Kaki kirinya melangkah ke depan, dengan tubuh miring pangeran itu telah menghantam dengan tangan kirinya yang dibuka, dan dari telapak tangan kiri itu menyambar hawa pukulan dahsyat sekali ke arah dada Suma Kian Lee. Namun, pemuda sakti dari pulau Es ini tentu saja sama sekali tidak merasa gentar menghadapi serangan dahsyat itu. Dia mengenal pukulan sakti yang ampuh, akan tetapi dia sama sekali tidak mengelak atau mundur, bahkan dia bergerak maju ke depan dan menggerakkan tangan kanan untuk menangkis dari samping ke arah lengan kiri lawan yang menyambar ke arah dadanya, tentu saja sambil mengerahkan tenaga Swat-im Sin-ciang yang dingin.

“Dukkkk!”

Pertemuan dua tenaga itu membuktikan betapa pangeran itu masih tidak mampu menandingi kekuatan pemuda Pulau Es dan serangannya tadi bukan hanya dapat digagalkan, bahkan tubuhnya menjadi condong ke depan ketika lengannya tertangkis. Namun Pangeran Nepal yang marah itu sudah menyusulkan serangan bertubi-tubi dengan Ilmu Pukulan Im-yang Sin-ciang kepada lawannya.

Tingkat kepandaian Kian Lee memang lebih tinggi dari pada lawannya, dan tenaga sinkang-nya selain lebih murni juga lebih besar, maka tentu saja tidak sukar bagi Kian Lee untuk menghadapi serangan bertubi-tubi itu yang kesemuanya dapat dielakkannya atau ditangkisnya.

Akan tetapi, Liong Bian Cu adalah murid tersayang dari Sam-ok atau Ban Hwa Sengjin, Koksu Nepal, maka tingkat kepandaiannya sudah cukup tinggi untuk dapat dikalahkan dalam waktu singkat oleh Kian Lee. Dia terus menyerang dan mendesak karena dia sudah bertekad untuk memenangkan perebutan ini. Dia maklum bahwa menghadapi pemuda ini, tak mungkin baginya untuk melarikan diri sambil membawa Hwee Li. Dia harus lebih dulu merobohkan pemuda ini kalau dia ingin berhasil membawa Hwee Li kembali ke Nepal.
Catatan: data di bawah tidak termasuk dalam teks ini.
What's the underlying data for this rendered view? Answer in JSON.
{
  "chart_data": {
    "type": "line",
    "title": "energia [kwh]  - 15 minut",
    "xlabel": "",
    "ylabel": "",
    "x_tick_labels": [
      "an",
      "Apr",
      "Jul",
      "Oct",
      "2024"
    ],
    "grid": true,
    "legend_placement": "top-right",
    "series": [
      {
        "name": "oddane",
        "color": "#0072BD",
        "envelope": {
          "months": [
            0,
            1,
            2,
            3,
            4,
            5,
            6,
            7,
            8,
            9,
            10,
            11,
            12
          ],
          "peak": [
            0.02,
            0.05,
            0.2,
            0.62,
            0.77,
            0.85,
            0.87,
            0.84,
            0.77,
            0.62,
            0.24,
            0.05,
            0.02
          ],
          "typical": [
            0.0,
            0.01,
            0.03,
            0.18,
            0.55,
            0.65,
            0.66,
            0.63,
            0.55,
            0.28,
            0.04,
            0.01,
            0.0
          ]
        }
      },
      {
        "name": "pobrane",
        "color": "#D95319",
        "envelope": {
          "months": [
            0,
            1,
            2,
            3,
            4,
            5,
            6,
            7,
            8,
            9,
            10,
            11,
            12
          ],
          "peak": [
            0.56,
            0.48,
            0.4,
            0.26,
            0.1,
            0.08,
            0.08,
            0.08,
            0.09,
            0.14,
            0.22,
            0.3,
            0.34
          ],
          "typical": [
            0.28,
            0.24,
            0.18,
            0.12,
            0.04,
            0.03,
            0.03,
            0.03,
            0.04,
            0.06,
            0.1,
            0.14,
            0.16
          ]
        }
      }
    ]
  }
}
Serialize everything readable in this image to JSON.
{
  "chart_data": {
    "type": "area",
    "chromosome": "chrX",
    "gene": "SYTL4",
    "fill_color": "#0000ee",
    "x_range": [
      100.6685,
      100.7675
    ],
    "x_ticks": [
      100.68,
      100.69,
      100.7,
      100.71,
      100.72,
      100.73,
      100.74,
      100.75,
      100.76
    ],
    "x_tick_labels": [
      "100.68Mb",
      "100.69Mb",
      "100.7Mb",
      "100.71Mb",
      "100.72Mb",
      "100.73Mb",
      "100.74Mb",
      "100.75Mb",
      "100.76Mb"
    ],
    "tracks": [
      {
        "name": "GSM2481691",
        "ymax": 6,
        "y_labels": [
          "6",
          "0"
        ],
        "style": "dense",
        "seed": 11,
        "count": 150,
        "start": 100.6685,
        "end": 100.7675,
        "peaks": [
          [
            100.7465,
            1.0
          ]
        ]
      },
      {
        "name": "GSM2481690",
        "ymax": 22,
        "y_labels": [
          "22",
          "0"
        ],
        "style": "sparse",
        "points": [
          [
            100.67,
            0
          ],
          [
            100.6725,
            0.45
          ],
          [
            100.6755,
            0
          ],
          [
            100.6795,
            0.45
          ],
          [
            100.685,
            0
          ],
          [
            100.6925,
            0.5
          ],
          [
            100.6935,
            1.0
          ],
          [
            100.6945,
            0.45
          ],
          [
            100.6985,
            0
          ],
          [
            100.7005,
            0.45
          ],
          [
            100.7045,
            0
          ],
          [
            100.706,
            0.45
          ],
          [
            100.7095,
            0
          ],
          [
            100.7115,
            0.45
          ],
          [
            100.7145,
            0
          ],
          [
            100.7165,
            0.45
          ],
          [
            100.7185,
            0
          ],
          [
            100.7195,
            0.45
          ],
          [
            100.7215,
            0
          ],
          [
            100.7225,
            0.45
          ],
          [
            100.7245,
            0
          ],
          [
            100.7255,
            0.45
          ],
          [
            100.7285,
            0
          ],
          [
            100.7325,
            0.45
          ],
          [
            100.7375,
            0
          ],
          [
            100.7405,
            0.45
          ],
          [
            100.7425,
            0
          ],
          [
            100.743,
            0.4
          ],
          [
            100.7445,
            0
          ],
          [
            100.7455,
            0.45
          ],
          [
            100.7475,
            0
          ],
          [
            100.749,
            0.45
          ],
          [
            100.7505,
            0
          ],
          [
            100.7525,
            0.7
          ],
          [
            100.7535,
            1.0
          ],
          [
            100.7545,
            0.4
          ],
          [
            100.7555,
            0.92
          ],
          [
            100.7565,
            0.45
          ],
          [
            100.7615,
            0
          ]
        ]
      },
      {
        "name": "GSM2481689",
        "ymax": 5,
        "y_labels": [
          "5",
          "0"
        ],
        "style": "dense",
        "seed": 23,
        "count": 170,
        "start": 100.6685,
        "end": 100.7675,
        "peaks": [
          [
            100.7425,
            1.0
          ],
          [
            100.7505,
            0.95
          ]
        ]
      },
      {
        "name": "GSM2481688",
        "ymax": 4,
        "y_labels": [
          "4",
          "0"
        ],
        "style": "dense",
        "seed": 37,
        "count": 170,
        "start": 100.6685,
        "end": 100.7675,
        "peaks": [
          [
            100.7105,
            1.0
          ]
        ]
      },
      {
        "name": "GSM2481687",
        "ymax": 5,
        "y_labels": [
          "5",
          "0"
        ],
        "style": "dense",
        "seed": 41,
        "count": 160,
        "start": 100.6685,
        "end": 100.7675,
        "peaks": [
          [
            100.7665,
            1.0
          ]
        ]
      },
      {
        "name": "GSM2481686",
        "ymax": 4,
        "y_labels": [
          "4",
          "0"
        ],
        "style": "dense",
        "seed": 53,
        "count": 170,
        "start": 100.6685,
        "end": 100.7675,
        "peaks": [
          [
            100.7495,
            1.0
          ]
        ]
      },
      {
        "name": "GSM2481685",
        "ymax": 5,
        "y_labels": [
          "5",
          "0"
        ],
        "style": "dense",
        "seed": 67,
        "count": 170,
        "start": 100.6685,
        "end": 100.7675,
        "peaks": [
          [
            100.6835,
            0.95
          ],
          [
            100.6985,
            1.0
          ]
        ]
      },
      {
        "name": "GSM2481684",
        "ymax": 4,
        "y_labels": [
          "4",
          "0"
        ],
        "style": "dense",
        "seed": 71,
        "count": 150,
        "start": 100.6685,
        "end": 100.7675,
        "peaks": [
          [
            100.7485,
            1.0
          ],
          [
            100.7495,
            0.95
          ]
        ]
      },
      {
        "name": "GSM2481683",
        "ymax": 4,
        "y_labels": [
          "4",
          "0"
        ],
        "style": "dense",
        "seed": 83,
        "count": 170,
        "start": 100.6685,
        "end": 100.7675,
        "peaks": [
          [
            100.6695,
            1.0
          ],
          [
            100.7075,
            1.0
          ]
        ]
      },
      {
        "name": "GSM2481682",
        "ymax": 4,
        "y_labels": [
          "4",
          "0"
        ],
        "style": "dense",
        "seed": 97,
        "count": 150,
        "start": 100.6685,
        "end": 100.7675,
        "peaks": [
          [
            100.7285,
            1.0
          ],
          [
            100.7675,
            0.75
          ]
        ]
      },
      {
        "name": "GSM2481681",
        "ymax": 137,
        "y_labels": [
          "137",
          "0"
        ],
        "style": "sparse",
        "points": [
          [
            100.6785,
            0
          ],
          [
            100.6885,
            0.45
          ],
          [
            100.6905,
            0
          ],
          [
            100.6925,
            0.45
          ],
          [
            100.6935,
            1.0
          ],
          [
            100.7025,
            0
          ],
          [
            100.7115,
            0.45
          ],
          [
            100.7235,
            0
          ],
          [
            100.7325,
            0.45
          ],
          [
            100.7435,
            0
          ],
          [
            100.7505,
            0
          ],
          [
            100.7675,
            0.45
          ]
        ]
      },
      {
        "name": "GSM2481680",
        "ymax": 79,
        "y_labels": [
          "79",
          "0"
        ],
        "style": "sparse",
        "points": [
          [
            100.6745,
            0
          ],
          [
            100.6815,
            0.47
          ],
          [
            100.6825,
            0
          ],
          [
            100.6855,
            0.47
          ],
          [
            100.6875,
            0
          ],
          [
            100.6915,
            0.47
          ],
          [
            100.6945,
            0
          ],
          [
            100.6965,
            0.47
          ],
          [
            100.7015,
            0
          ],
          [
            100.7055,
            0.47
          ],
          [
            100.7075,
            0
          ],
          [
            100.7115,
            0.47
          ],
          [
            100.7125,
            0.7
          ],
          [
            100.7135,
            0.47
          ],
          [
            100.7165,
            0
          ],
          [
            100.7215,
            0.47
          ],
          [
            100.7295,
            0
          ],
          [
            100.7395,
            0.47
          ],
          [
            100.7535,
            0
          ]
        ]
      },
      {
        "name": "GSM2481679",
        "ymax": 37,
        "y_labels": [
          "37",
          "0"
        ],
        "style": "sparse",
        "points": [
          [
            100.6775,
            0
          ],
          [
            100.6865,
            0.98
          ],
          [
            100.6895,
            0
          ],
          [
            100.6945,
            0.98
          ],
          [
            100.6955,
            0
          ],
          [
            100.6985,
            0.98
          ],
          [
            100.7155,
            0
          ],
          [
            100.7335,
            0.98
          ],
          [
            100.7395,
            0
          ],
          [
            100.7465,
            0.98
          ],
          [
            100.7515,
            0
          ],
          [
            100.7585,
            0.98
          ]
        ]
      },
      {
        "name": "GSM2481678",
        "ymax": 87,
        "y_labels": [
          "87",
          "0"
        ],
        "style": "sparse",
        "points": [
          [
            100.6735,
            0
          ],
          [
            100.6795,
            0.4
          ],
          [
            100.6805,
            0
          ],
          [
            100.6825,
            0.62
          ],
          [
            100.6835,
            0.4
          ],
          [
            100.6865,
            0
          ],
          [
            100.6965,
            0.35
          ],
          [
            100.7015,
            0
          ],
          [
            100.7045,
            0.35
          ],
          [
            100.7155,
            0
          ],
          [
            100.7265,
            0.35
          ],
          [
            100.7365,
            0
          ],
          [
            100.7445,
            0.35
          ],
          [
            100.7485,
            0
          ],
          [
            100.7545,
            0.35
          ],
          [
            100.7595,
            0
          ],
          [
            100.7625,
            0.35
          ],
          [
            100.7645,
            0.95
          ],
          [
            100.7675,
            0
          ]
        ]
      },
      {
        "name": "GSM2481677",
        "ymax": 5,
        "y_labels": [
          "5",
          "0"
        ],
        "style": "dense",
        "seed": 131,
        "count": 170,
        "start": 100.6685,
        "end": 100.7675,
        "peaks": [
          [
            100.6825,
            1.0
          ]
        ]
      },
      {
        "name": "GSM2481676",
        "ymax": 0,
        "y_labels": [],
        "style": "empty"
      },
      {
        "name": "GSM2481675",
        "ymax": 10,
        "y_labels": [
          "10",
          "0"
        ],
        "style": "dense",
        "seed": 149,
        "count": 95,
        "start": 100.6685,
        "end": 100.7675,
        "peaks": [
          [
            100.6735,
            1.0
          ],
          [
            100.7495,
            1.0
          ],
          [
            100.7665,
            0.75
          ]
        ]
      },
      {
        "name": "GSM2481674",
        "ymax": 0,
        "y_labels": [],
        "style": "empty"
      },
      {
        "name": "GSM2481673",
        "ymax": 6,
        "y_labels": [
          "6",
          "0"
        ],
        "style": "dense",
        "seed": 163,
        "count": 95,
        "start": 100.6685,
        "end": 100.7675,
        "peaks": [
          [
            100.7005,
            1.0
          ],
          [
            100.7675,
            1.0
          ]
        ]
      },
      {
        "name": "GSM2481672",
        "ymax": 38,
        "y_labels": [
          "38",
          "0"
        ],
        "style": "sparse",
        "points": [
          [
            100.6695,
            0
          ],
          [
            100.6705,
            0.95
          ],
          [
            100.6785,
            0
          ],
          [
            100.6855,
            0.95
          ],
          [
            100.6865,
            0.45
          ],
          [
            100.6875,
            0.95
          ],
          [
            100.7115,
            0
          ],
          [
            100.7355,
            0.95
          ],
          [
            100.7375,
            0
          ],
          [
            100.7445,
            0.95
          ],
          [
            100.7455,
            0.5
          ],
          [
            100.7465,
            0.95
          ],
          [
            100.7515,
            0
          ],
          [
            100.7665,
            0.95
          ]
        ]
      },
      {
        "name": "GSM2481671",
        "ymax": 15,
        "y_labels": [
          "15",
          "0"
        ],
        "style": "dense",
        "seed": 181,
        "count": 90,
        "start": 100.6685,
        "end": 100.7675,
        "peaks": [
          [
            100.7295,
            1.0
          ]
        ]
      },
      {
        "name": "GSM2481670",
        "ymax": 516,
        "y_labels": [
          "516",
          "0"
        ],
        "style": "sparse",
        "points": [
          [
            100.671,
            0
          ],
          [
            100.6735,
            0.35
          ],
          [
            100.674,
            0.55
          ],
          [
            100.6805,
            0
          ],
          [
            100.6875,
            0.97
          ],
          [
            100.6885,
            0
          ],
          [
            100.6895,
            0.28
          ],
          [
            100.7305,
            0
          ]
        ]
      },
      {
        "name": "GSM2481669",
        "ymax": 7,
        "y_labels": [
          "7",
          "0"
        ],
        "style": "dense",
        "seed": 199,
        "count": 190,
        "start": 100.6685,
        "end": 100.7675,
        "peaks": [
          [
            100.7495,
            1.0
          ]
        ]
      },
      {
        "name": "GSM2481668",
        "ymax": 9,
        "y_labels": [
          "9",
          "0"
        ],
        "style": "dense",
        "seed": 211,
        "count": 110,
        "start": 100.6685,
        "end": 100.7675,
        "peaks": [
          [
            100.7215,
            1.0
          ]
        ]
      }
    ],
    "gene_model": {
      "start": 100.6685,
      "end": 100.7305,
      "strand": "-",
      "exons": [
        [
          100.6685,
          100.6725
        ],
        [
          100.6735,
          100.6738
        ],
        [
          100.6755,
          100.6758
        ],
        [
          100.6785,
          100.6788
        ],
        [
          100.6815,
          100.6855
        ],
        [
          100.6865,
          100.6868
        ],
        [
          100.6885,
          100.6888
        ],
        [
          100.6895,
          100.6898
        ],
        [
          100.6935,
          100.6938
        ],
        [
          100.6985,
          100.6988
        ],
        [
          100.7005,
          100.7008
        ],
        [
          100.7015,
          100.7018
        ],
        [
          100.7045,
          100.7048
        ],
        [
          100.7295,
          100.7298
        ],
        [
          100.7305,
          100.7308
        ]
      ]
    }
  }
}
Akan tetapi gerakan Kian Lee tenang dan kuat sekali, setiap serangan lawan yang ditangkisnya tentu membuat lawan terhuyung. Melihat betapa semua serangannya tadi sudah gagal, Liong Bian Cu menjadi makin marah. Tiba-tiba dia mengeluarkan suara melengking panjang dan mengucapkan beberapa kata-kata mantera dalam bahasa Nepal, disertai dorongan kedua tangannya. Dua telapak tangannya itu berubah menjadi merah dan putih. Yang kanan merah mengepulkan asap panas dan yang kiri menjadi pucat putih kebiruan mengeluarkan hawa dingin sekali. Inilah puncak dari llmu Im-yang Sin-ciang yang dilakukan untuk menyerang, dibarengi dengan kekuatan ilmu hitam yang dipelajarinya dari ahli-ahli sihir di Nepal seperti Gitananda.

Kian Lee terkejut bukan main karena lengking yang disertai mantera aneh itu membuat jantungnya tergetar dan pandang matanya gelap seolah-olah kepalanya disambar kilat dan dia terhuyung. Padahal pada saat itu lawannya telah melakukan pukulan jurus paling bahaya dari ilmu Im-yang Sin-ciang!

Akan tetapi, Suma Kian Lee adalah putera Pendekar Super Sakti dari Pulau Es yang sejak kecil sudah menerima gemblengan sempurna dari ayah bundanya dan selama bertahun-tahun ini dia telah mengalami banyak pertempuran yang mematangkan dirinya. Oleh karena itu, menghadapi bahaya ini, dia sebagai putera Pendekar Super Sakti segera maklum bahwa lawan mempergunakan kekuasaan mukjijat. Maka ia cepat mengerahkan tenaga murni dari pusarnya, menahan napas dan membentak dengan suara dahsyat. Seketika lenyaplah pengaruh aneh yang membuatnya pening itu dan pada saat itu dia cepat mendorongkan kedua tangannya menyambut serangan lawan.

“Desssss...!”

Pertemuan dua pasang tangan itu hebat bukan main. Seakan-akan udara di sekitar tempat itu dipenuhi dengan getaran amat kuat karena Suma Kian Lee telah menyambut hantaman Im-yang Sin-ciang itu dengan gabungan kedua tenaga itu pula, yaitu tangan kirinya yang menyambut tangan kanan yang merah dari lawan itu diisi dengan Swat-im Sin-kang yang dingin, sedangkan tangan kiri lawan yang dingin putih kebiruan itu disambutnya dengan Hwi-yang Sin-kang di tangan kirinya yang mengandung hawa panas. Maka sekali ini mereka menggunakan keras lawan keras dan akibatnya tubuh pangeran itu terlempar ke belakang seperti setangkai daun kering tertiup angin dan terbanting roboh tak sadarkan diri lagi!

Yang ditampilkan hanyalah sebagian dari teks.